Él la amaba por sobre todas las cosas. Con Mirna a su lado podía imaginar la vida en cualquier lugar de la Tierra. El sonido de su voz, su dulce aroma a rosas lo cautivaba. Alegre, ruidoso y atrevido se desvivía por seducirla. Sabía escucharla, no la condenaba ni la juzgaba y lo hacía con la paz que a ella la atraía como agua al sediento. Le escribía poemas a mano, en un cuaderno cuadriculado de escolar: tenía varios, todos pensados para esa mujer que era un torbellino en su vida. Solo quería hacer el amor con ella, conocerla profundamente y aceptarla, pasar la mañana del domingo en la cama desayunando juntos hasta tarde, caminar de la mano, reírse de tonterías y discutir ideas.

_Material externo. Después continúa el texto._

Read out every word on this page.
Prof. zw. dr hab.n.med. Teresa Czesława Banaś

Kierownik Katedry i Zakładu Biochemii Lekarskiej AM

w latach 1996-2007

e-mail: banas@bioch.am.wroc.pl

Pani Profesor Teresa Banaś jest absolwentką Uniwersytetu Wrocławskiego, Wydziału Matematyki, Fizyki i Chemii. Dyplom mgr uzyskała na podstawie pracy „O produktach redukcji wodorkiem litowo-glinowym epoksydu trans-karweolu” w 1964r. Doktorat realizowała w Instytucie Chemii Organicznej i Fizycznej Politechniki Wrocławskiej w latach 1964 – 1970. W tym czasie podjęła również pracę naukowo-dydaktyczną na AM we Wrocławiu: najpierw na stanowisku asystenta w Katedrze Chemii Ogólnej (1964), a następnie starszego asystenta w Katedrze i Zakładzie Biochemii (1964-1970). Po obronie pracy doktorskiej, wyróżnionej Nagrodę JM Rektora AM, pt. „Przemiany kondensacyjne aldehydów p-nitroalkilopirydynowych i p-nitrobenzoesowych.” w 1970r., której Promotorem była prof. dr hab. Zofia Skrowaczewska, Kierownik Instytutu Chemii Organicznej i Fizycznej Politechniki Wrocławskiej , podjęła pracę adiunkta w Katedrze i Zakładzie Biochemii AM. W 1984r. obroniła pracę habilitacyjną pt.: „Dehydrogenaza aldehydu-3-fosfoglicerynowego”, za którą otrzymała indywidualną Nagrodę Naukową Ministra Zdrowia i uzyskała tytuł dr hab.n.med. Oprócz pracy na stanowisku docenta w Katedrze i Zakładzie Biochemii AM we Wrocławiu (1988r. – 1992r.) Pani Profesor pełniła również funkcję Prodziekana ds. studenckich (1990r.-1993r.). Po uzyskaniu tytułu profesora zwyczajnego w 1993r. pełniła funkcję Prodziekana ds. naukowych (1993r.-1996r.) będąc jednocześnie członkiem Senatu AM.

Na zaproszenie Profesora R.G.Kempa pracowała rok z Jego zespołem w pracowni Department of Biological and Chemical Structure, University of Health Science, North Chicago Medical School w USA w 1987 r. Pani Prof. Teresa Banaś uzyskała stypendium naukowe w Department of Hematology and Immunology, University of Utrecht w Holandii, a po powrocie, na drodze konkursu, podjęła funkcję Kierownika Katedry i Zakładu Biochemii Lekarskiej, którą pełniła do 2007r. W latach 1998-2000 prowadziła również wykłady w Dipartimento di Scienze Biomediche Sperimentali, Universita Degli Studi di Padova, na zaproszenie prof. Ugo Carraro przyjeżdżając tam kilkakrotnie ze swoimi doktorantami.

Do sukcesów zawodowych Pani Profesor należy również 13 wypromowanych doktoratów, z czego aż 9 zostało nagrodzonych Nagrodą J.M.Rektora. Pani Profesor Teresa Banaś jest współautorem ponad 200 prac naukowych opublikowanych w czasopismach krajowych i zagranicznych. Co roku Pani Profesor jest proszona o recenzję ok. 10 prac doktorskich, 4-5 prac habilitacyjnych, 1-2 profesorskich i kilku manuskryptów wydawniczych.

La vida los había unido hacía 30 años: Mirna lo atrajo desde el primer instante que vio sus ojos transparentes, su risa contagiosa , su desparpajo e inteligencia. Tocaba el cielo con las manos cuando recorría su cintura y acariciaba su piel blanca.
Ahora después de haber compartido con ella hijos, tristezas, alegrías, salud, enfermedades, riquezas y pobrezas, solo sueña con tomarla en sus brazos y fundirse en su pelo hasta que su vida se apague.